Pair Corralation between Alpha Technology and Assurant

Given the investment horizon of 90 days Alpha Technology Group is expected to generate 9.72 times more return on investment than Assurant. However, Alpha Technology is 9.72 times more volatile than Assurant. It trades about 0.04 of its potential returns per unit of risk. Assurant is currently generating about 0.1 per unit of risk. If you would invest  2,819  in Alpha Technology Group on September 14, 2024 and sell it today you would lose (1,076) from holding Alpha Technology Group or give up 38.17% of portfolio value over 90 days.
Time Period3 Months [change]
DirectionMoves Together 
StrengthSignificant
Accuracy100.0%
ValuesDaily Returns

Alpha Technology Group  vs.  Assurant

 Performance 
       Timeline  
Alpha Technology 

Risk-Adjusted Performance

23 of 100

 
Weak
 
Strong
Solid
Compared to the overall equity markets, risk-adjusted returns on investments in Alpha Technology Group are ranked lower than 23 (%) of all global equities and portfolios over the last 90 days. Despite quite weak technical and fundamental indicators, Alpha Technology disclosed solid returns over the last few months and may actually be approaching a breakup point.
Assurant 

Risk-Adjusted Performance

11 of 100

 
Weak
 
Strong
Good
Compared to the overall equity markets, risk-adjusted returns on investments in Assurant are ranked lower than 11 (%) of all global equities and portfolios over the last 90 days. In spite of fairly unfluctuating forward indicators, Assurant showed solid returns over the last few months and may actually be approaching a breakup point.

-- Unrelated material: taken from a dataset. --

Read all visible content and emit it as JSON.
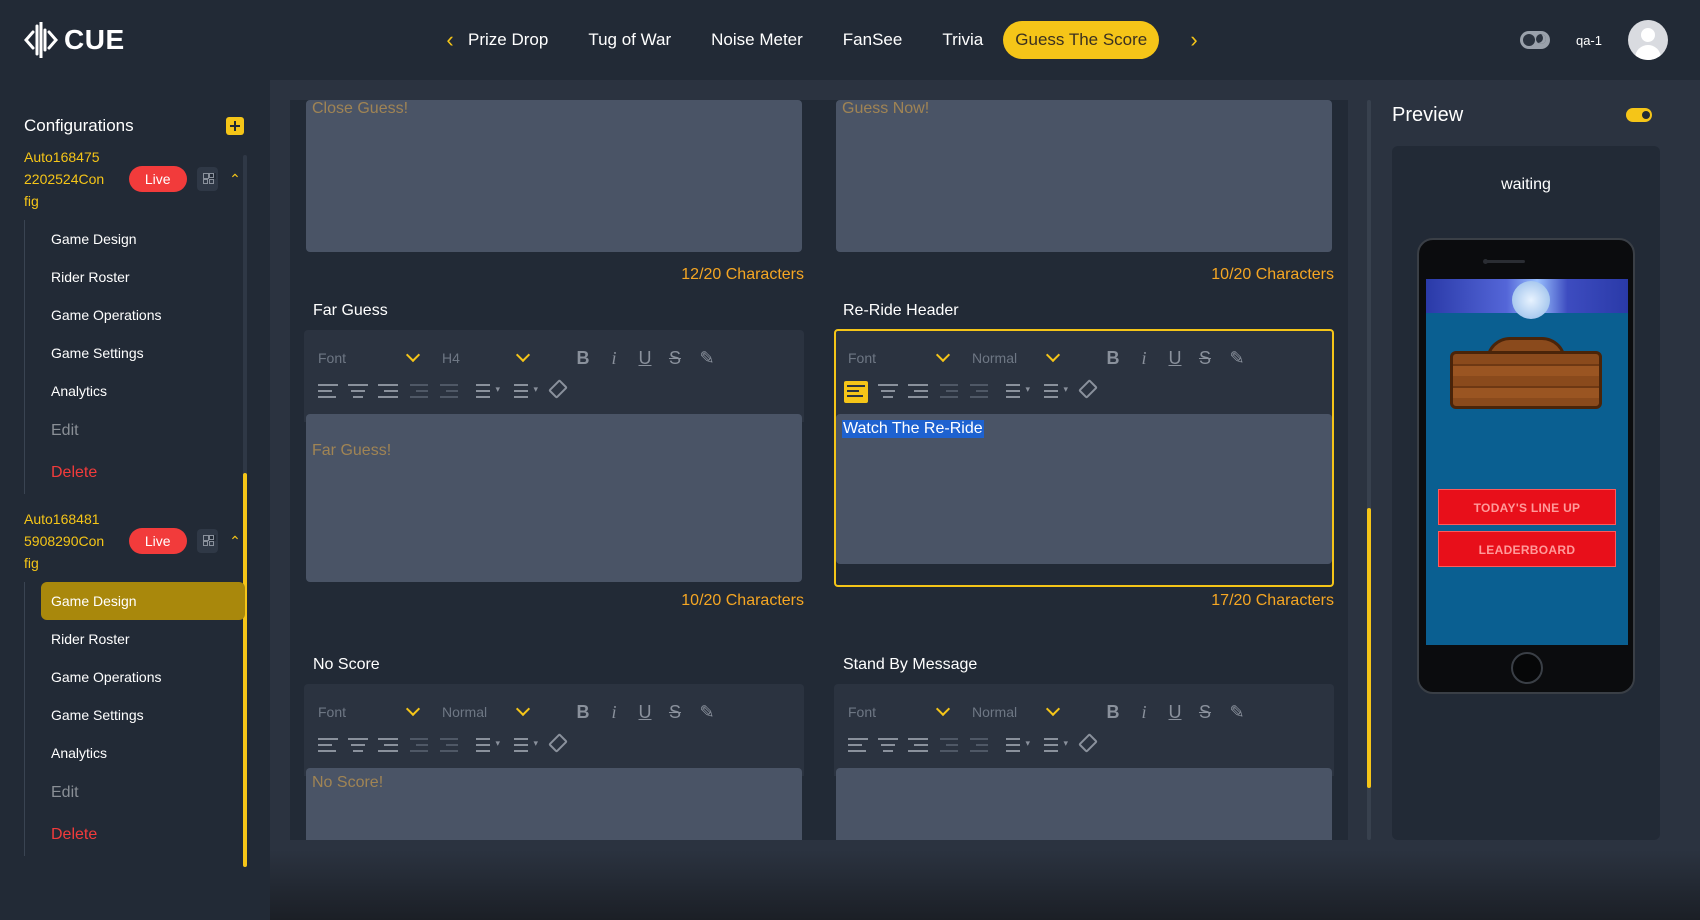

Alpha Technology and Assurant Volatility Contrast

   Predicted Return Density   
       Returns  

Pair Trading with Alpha Technology and Assurant

The main advantage of trading using opposite Alpha Technology and Assurant positions is that it hedges away some unsystematic risk. Because of two separate transactions, even if Alpha Technology position performs unexpectedly, Assurant can make up some of the losses. Pair trading also minimizes risk from directional movements in the market. For example, if an entire industry or sector drops because of unexpected headlines, the short position in Assurant will offset losses from the drop in Assurant's long position.
The idea behind Alpha Technology Group and Assurant pairs trading is to make the combined position market-neutral, meaning the overall market's direction will not affect its win or loss (or potential downside or upside). This can be achieved by designing a pairs trade with two highly correlated stocks or equities that operate in a similar space or sector, making it possible to obtain profits through simple and relatively low-risk investment.
Check out your portfolio center.
Note that this page's information should be used as a complementary analysis to find the right mix of equity instruments to add to your existing portfolios or create a brand new portfolio. You can also try the Portfolio Diagnostics module to use generated alerts and portfolio events aggregator to diagnose current holdings.